Ausreichende Darlegung von Anhaltspunkten durch den Kläger betreffend die unzulässige Implementierung von Abschalteinrichtungen in der Motorsteuerungssoftware in dem von ihm erworbenen Fahrzeug; Drohende Beschränkung oder Versagung der Betriebszulassung

Bibliographie

Gericht
OLG Celle
Datum
22.12.2021
Aktenzeichen
16 U 572/21
Entscheidungsform
Beschluss
Referenz
WKRS 2021, 72194
Entscheidungsname
[keine Angabe]
ECLI
[keine Angabe]

Verfahrensgang

vorgehend
LG Hildesheim - 02.07.2021 - AZ: 5 O 145/21

Tenor:

  1. 1.

    Der Streitwert für die Berufungsinstanz wird auf bis zu 30.000 € festgesetzt.

  2. 2.

    Der Senat beabsichtigt, die Berufung des Klägers gegen das Urteil des Einzelrichters der 5. Zivilkammer des Landgerichts Hildesheim vom 2. Juli 2021 durch Beschluss gemäß § 522 Abs. 2 ZPO zurückzuweisen.

  3. 3.

    Der Kläger erhält Gelegenheit zur Stellungnahme und zur evtl.
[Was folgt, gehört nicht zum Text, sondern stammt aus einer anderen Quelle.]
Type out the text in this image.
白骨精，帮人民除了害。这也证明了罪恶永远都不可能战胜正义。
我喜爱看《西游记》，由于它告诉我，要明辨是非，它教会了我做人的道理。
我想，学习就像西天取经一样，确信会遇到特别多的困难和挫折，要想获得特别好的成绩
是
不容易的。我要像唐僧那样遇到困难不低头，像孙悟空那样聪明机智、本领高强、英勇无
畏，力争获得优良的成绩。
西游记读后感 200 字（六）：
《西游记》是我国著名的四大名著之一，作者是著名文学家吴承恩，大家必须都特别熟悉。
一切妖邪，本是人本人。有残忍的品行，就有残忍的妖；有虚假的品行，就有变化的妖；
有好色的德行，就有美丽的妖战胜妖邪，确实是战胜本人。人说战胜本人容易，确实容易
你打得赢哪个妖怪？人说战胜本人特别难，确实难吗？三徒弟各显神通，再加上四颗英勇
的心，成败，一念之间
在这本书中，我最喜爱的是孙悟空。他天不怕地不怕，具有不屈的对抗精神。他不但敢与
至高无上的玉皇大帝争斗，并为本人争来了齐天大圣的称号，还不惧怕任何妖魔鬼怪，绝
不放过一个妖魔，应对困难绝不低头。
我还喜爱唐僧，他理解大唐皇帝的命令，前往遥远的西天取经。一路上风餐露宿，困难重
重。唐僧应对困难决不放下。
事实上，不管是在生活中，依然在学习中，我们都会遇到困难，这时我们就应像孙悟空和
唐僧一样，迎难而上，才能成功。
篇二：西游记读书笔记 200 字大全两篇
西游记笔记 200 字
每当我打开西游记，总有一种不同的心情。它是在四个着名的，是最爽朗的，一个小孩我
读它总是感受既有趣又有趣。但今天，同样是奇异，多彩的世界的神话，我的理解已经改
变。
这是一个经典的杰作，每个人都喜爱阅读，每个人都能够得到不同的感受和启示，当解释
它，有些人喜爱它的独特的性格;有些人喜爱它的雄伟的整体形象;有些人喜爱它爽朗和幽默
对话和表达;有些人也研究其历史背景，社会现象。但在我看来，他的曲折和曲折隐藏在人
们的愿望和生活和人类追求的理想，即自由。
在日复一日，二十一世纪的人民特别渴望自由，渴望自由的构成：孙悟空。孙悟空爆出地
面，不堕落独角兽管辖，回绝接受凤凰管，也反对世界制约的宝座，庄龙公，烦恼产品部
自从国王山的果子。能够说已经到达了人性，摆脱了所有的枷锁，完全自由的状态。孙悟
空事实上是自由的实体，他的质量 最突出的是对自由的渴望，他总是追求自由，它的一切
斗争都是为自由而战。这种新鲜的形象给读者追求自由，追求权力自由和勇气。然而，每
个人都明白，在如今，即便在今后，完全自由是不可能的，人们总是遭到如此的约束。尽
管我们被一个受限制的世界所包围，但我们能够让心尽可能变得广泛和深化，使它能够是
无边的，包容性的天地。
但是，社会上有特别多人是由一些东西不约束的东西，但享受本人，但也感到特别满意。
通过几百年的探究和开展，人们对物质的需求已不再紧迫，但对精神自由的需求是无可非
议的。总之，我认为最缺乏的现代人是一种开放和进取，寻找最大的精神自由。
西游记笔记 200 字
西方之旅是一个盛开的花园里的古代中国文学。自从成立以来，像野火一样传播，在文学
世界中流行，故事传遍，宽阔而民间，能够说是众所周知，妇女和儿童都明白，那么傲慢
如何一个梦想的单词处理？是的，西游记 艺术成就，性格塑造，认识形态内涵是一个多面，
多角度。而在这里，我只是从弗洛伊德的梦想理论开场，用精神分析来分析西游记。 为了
Rücknahme der Berufung aus Kostengründen innerhalb einer Frist von drei Wochen ab Zustellung dieses Beschlusses.

Gründe

Die Rechtssache dürfte keine grundsätzliche Bedeutung haben, eine Entscheidung des Berufungsgerichts zur Fortbildung des Rechts oder der Sicherung einer einheitlichen Rechtsprechung dürfte nicht erforderlich und eine mündliche Verhandlung nicht geboten sein. Nach vorläufiger Beurteilung hat die Berufung des Klägers darüber hinaus auch offensichtlich keine Aussicht auf Erfolg:

Das Landgericht hat die Klage im Ergebnis zu Recht als unzulässig abgewiesen, da der erstinstanzlich in der Hauptsache gestellte Feststellungsantrag unzulässig war, denn es fehlte gem. § 256 Abs. 1 ZPO das erforderliche Feststellungsinteresse.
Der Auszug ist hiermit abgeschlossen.